Fondamentaliste chrétien, tenant d’une idéologie haineuse, Anders Breivik est avant tout un tueur de masse. Il en a les caractéristiques : introverti, fasciné par les armes, fana de jeux vidéo… Son portrait avec Stéphane Bourgoin, spécialiste des serial killers (1).

Le Vif/L’Express : Le tueur de Norvège ressemble-t-il aux autres tueurs de masse ?

Stéphane Bourgoin : Tout à fait. D’ailleurs, de manière générale, les tueurs de masse se ressemblent tous. Sur 113 tueries recensées ces vingt dernières années, 111 ont été commises par des hommes.

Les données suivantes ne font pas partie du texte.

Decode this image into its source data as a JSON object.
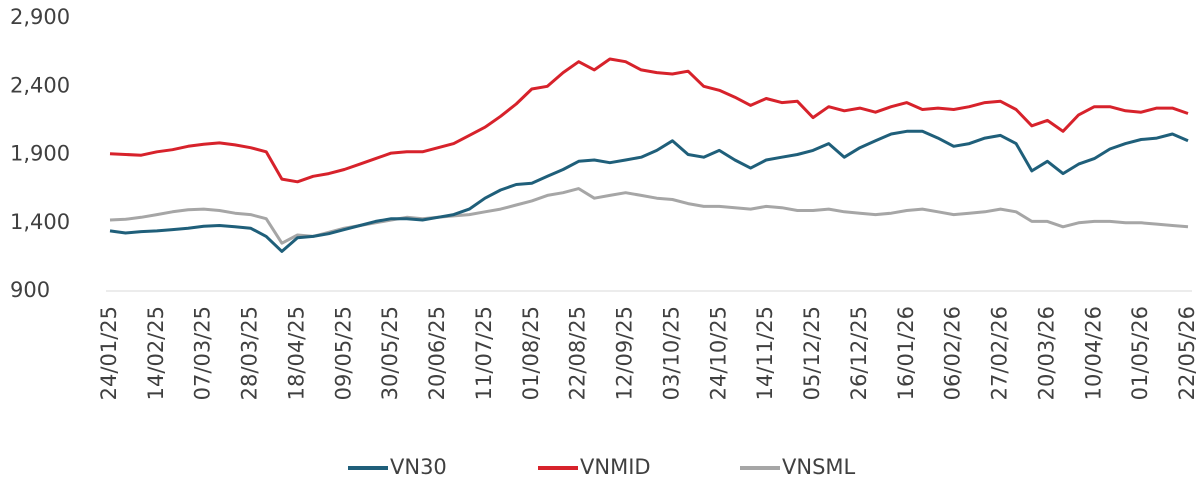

Dans 95 % des cas, il s’agit de tueurs solitaires. Ce sont des individus isolés, introvertis, qui ont subi des brimades durant leur enfance, qui n’ont pas ou peu d’amis proches, pas de relation sentimentale non plus ou alors exceptionnellement. Breivik n’a connu qu’une amourette durant l’adolescence. Très souvent aussi, ils préparent minutieusement leur crime, parfois des années à l’avance. Breivik a commencé à écrire son Manifeste en 2002. Cinq ans plus tard, sur des forums de discussion, il affirme renoncer à adhérer au parti populiste parce que l’action politique et démocratique mène à une impasse. En 2009, il crée sa société Geofarm, qui lui sert de couverture à la fabrication de ses bombes.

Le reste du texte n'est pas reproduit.